Just a really WAG. I assume the “taxable” part is the amount of money you would have paid on the open market minus the amount you actually paid. So you could go to a buying service like Costco, your credit union, AAA, etc. Get an estimate from them for the car you bought and use that as the “open market” value.

All the usual IANATA, etc. applies…

J.

I don’t have an answer but I find it very hard to believe that is taxable. Vehicles don’t have a set price anyway. There is nothing to compare it to. Somewhere in the U.S. someone walked into a regular dealership and paid around the same price. Employees in different industries get discounts on all kinds of things from hotel rooms to meals. You can get discounts all over the place with a AAA membership for example. Like I said, I have no answer but that scenario sounds bizarre to me.

The biggest problem is, given the high cost of the car (above $50k) small differences in the estimated value are going to yield large amounts of money. And I don’t know which one to take - the IRS is unclear on this, and the more I read the regs the more unclear it is that there is any taxable amount. The company does not consider it a “fringe benefit” since they wash their hands of it. And what about the case where GM was saying “everyone gets the Employee Discount!” a while back - did all those hundreds of thousands of folks suddenly have to fill out a new tax form?

And people wonder why folks cheat on taxes. I’m trying to do the right thing and even the IRS can’t tell me what I’m supposed to do.

I’ve been told it qualifies under a “fringe benefit/compensation” clause of the tax code. And true, I can find some documentation dealing with that on the IRS site. Such as: Publication 15-B (2023), Employer's Tax Guide to Fringe Benefits | Internal Revenue Service

But it’s confusingly worded nonetheless - it seems to be entirely written from the standpoint of a burden that the employer is supposed to calculate. And I love this part.

“Determine the amount on the basis of all facts…” but ignore what the employee or the employer considers the cost to be, including the actual cost to the employer? Isn’t that a “fact”?

In fact, the more I read that the more it seems that it is mandatory that the company provide an estimate of the value if in fact it is a benefit. :confused:

Wouldn’t this program mean that there is no taxable fringe benefit?

I don’t know. It might depend upon whether or not the promotion was coincident with the purchase of the car (and I do not know if it was).

My Bro the Tax expert sez this is a very grey area and if they don;t report it on a W-2, then it’s likely not taxable. But inform your *Enrolled *Tax expert (CPA or EA) all the same.

Call your local HR Block PREMIUM office. That is where they keep their EA’s.

Sadly, I did. How messed up is that?

For over 20 years there has been a see-saw battle about taxing discounts-as-fringe-bennies like this.

In the airline biz where I was, the argument was about the “true” value of the nearly-free travel we got.
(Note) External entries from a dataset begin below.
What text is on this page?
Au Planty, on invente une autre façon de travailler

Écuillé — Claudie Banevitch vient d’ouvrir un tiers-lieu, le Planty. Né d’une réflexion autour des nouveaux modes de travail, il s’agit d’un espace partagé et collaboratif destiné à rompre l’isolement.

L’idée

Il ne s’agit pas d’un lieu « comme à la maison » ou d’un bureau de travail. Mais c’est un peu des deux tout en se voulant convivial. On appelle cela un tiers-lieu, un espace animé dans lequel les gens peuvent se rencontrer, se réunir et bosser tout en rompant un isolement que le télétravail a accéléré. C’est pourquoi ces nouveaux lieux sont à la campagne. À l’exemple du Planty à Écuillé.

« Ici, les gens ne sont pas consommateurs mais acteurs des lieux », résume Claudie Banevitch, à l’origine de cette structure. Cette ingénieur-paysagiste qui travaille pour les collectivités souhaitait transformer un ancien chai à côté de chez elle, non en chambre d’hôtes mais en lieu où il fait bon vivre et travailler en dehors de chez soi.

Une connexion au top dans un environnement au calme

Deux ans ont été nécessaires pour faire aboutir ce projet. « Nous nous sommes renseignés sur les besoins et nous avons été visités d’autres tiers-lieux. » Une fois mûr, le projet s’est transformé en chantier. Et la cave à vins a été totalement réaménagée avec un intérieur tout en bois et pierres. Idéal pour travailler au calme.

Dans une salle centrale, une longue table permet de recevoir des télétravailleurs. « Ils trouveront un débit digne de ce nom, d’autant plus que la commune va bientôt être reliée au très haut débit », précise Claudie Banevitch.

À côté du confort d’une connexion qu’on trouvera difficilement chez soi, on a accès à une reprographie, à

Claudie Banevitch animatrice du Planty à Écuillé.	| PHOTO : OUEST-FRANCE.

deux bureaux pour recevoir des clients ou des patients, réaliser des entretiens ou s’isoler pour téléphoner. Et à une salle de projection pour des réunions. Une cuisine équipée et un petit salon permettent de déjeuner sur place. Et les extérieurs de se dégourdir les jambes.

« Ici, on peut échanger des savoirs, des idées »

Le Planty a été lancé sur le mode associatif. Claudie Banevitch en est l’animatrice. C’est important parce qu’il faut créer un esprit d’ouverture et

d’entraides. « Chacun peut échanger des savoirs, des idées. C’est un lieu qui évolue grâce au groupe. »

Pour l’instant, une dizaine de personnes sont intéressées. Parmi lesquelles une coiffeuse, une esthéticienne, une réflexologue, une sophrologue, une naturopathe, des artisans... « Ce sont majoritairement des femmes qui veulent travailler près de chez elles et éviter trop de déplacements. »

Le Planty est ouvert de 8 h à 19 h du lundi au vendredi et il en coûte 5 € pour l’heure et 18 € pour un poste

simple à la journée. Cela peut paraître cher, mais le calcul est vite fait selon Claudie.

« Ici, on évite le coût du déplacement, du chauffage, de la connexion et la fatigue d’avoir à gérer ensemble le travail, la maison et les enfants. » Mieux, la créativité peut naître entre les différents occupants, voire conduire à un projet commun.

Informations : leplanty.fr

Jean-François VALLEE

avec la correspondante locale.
When every paying customer on the plane paid a different price for their ticket, and we were sitting in seats that would have gone empty but for us, what (supposedly taxable) discount did we really receive?
Ultimately, the laws & regs are vague. So we’re left with practical, what-really-happens-in-the-field as the only guide to what to do next.

My understanding is the practical situation today is that some IRS courts have determined that some bennies are sometimes taxable. Others not. They threw up their hands in confusion in the airline case, so those bennies aren’t taxable.

Discounted cars? Darn good question. And I can certainly understand the company’s (craven) desire to get out of the middle & dump the mess in your lap; they’re under no regulatory obligation to value your gain (assuming there IS in fact a taxable gain)

My practical advice: Ignore the problem. If the gain isn’t reported on your W-2 that’s good enough for the common man/woman.

Sure, IF you get auditted, and IF it comes out that you got a cheap car (and how would they find out if it wasn’t reported on W-2 or 1099?), THEN you’d be liable for the tax on the discount. Even with interest & penalties, that’s still less than the value of the discount itself.